Para comprender la importancia de la gestión de la calidad de los datos, considere lo que puede suceder en su ausencia: a medida que las empresas priorizan las funciones basadas en datos, la mala calidad de los datos puede provocar errores, retrasos, pérdidas financieras y daños a la reputación, entre otras consecuencias graves. Estos riesgos se multiplican en la era del "big data", ya que las organizaciones se enfrentan a conjuntos de datos masivos y complejos.
Imagine los siguientes escenarios de "datos incorrectos":
- La tabla de datos de clientes de un minorista está plagada de imprecisiones, lo que da lugar a estrategias de marketing mal dirigidas e ineficaces.
- Un estudio clínico contiene formatos incoherentes, lo que dificulta la comparación de los elementos de datos y dificulta la investigación sobre la progresión de la enfermedad y la asistencia sanitaria.
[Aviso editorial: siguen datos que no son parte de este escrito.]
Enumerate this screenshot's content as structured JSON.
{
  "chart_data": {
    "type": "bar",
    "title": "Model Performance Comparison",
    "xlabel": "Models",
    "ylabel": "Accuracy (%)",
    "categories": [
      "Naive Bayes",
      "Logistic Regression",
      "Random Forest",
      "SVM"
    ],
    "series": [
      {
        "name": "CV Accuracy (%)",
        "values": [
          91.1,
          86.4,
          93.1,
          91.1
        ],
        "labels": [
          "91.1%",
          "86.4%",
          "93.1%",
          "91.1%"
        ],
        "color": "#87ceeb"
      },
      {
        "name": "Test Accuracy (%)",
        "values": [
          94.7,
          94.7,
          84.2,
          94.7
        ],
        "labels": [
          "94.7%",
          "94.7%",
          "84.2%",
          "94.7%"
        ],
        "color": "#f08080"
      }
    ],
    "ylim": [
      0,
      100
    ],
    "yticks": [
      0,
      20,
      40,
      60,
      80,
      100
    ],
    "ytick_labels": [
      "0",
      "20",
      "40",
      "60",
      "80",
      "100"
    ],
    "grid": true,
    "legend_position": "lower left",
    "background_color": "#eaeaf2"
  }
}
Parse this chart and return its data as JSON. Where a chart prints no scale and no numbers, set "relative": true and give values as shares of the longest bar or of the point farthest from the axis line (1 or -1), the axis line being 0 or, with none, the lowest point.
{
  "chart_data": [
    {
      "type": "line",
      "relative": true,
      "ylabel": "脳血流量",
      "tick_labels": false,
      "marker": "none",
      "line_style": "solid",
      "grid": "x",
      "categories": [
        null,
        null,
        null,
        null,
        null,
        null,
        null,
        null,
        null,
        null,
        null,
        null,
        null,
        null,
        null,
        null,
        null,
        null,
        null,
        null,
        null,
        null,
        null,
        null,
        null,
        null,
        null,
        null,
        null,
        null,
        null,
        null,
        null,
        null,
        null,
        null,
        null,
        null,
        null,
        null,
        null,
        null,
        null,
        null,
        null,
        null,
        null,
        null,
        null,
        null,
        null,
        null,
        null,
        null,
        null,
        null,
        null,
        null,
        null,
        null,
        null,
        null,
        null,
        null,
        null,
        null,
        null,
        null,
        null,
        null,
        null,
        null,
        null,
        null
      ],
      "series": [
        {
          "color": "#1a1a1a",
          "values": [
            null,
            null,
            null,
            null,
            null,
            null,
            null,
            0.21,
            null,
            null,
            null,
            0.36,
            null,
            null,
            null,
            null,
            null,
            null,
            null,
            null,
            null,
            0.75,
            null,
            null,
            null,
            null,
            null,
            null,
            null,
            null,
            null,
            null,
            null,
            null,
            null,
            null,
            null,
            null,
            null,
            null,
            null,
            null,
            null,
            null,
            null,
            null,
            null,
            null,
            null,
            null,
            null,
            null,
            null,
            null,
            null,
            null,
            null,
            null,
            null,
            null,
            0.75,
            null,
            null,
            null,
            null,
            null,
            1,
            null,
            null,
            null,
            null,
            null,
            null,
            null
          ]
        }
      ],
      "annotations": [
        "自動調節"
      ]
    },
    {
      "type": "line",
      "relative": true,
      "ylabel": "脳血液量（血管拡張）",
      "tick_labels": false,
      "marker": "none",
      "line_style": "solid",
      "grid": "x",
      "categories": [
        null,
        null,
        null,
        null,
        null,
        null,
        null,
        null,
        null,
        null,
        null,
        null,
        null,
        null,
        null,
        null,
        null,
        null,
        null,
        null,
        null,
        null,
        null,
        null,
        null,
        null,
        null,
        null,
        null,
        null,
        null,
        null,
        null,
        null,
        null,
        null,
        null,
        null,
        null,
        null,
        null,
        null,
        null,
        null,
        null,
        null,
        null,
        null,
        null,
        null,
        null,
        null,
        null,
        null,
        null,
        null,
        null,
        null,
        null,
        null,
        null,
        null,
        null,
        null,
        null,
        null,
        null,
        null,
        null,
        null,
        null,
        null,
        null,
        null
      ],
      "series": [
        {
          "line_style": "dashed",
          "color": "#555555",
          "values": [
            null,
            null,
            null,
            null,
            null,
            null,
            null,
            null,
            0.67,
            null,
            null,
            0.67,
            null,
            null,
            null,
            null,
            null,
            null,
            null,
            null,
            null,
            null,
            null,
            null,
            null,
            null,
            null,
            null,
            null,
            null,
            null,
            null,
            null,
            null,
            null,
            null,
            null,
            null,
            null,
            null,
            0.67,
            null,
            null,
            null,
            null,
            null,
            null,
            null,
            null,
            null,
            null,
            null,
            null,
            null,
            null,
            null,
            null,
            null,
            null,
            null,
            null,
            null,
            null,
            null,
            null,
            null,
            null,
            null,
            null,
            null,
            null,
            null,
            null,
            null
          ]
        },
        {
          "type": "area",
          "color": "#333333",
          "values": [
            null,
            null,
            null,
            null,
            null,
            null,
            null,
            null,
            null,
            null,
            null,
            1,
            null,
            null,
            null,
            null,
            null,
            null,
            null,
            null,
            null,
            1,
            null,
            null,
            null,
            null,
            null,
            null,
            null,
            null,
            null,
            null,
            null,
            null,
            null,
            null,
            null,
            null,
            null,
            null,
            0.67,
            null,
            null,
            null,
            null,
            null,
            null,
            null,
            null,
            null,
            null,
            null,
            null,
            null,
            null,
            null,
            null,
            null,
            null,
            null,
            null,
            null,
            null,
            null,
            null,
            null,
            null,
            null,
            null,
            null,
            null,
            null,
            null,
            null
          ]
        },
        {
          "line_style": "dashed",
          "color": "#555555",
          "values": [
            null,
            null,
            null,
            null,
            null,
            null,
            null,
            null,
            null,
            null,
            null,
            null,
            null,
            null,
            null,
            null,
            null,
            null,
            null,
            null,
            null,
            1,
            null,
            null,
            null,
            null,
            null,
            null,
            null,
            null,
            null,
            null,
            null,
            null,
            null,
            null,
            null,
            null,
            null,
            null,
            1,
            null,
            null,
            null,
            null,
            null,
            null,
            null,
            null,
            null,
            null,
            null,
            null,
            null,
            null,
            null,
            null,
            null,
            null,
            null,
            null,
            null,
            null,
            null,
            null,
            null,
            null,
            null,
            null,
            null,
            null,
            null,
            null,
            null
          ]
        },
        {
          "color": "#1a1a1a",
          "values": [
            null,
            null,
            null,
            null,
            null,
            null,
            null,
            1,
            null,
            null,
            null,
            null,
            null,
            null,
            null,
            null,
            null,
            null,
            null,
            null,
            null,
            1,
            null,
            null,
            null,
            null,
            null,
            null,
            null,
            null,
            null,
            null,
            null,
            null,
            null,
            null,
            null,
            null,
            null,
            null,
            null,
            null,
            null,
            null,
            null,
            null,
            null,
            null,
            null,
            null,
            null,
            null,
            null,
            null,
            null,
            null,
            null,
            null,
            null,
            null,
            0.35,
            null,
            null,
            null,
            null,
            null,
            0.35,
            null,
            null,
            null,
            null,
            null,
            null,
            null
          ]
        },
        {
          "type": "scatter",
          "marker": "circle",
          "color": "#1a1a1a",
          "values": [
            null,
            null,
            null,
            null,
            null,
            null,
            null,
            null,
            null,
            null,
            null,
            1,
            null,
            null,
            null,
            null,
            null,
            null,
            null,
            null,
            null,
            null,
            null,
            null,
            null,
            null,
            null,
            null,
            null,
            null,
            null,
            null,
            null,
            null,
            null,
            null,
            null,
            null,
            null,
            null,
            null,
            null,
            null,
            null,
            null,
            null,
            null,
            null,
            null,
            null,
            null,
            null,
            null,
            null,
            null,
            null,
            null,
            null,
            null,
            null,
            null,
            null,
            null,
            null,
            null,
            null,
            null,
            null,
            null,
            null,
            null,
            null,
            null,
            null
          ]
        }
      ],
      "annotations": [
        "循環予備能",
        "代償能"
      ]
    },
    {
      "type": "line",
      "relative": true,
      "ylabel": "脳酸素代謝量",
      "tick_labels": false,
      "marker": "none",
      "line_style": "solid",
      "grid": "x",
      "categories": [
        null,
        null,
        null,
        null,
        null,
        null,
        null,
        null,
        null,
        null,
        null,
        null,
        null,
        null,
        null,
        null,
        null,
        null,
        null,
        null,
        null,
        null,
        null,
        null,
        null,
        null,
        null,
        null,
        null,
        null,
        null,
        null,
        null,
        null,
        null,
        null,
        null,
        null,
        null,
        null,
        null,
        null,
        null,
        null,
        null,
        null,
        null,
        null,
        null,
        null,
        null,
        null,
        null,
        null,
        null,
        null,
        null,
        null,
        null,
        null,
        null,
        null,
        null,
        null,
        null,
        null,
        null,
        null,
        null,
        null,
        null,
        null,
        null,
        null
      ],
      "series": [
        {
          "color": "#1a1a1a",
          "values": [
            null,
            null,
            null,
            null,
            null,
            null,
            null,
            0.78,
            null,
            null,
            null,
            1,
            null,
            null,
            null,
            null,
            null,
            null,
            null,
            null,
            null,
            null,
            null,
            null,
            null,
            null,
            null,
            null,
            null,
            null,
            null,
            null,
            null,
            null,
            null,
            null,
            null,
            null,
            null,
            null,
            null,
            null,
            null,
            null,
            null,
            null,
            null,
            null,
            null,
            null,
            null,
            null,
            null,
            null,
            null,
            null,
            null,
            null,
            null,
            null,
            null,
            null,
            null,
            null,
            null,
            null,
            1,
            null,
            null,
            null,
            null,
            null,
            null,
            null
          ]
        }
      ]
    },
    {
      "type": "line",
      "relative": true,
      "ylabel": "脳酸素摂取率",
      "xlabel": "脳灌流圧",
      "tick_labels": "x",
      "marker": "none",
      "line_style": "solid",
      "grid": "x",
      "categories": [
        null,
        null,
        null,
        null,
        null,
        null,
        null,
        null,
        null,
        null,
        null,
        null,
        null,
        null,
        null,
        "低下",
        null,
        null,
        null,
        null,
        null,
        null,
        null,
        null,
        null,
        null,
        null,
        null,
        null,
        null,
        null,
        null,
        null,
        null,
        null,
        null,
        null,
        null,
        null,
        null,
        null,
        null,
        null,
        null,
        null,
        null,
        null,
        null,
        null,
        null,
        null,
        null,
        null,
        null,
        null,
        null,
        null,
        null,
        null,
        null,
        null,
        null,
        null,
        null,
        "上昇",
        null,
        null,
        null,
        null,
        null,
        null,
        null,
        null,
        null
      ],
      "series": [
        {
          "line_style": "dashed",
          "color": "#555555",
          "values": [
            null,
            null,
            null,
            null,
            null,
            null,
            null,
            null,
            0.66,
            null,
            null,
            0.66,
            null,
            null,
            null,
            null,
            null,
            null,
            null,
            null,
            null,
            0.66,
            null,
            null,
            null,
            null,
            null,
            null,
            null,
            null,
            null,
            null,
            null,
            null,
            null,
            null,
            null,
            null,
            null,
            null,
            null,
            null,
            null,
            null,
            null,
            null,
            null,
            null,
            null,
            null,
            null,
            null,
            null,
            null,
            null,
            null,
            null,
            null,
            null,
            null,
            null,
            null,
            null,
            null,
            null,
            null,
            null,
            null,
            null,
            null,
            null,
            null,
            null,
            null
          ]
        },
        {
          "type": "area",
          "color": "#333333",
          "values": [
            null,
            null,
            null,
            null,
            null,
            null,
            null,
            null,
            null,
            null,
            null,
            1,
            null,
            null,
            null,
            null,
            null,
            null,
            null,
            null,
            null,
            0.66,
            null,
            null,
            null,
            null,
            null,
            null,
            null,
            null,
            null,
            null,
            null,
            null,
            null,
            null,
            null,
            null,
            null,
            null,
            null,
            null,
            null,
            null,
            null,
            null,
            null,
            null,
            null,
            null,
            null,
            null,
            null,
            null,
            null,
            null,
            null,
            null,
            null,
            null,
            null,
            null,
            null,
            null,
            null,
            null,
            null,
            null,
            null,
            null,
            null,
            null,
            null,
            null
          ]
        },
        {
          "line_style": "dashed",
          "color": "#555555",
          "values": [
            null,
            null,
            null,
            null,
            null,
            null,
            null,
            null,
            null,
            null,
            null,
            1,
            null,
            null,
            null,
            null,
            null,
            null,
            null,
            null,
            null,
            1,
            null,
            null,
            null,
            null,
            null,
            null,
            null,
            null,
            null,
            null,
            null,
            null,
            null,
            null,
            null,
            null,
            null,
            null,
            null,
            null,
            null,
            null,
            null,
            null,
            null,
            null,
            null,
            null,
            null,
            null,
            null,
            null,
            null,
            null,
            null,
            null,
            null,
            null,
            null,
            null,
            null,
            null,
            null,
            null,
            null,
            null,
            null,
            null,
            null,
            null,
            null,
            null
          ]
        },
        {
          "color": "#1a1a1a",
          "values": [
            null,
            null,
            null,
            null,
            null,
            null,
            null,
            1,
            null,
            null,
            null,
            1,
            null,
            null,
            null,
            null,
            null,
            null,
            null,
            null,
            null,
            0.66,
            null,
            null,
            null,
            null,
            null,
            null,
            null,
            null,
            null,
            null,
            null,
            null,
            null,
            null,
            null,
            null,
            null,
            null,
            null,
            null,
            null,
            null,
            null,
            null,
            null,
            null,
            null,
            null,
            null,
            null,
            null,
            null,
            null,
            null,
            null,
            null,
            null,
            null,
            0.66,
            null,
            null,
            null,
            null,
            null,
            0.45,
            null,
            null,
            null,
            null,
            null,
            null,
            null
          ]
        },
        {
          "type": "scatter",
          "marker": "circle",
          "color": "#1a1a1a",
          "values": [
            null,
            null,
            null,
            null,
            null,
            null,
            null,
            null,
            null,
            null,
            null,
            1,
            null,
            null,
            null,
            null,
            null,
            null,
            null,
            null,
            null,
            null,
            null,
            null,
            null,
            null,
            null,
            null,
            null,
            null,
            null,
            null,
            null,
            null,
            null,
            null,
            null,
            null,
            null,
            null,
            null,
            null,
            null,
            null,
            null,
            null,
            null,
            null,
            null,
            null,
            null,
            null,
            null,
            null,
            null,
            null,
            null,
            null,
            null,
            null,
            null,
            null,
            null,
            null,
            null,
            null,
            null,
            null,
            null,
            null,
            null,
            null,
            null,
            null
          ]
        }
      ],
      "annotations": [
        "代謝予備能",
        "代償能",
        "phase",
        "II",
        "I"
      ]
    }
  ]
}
- Una empresa de un sector altamente regulado está plagada de problemas de calidad de los datos y infringe las leyes y reglamentos gubernamentales, como el RGPD o la Ley Sarbanes-Oxley(SOX).
Por el contrario, los datos de alta calidad contribuyen a las iniciativas de inteligencia empresarial, lo que se traduce en eficiencia operativa, optimización de los flujos de trabajo, cumplimiento normativo, satisfacción del cliente y crecimiento de la empresa.
Los beneficios de la alta calidad de los datos se han intensificado aún más con la adopción generalizada de la inteligencia artificial. Los algoritmos requieren datos de alta calidad para un rendimiento eficaz del modelo; una buena calidad de los datos puede permitir resultados de modelos de IA más precisos y útiles.
De hecho, las empresas con grandes almacenes de datos en los que confían los stakeholders internos y externos obtienen casi el doble de la rentabilidad de la inversión en sus capacidades de IA, según un estudio del IBM Institute for Business Value.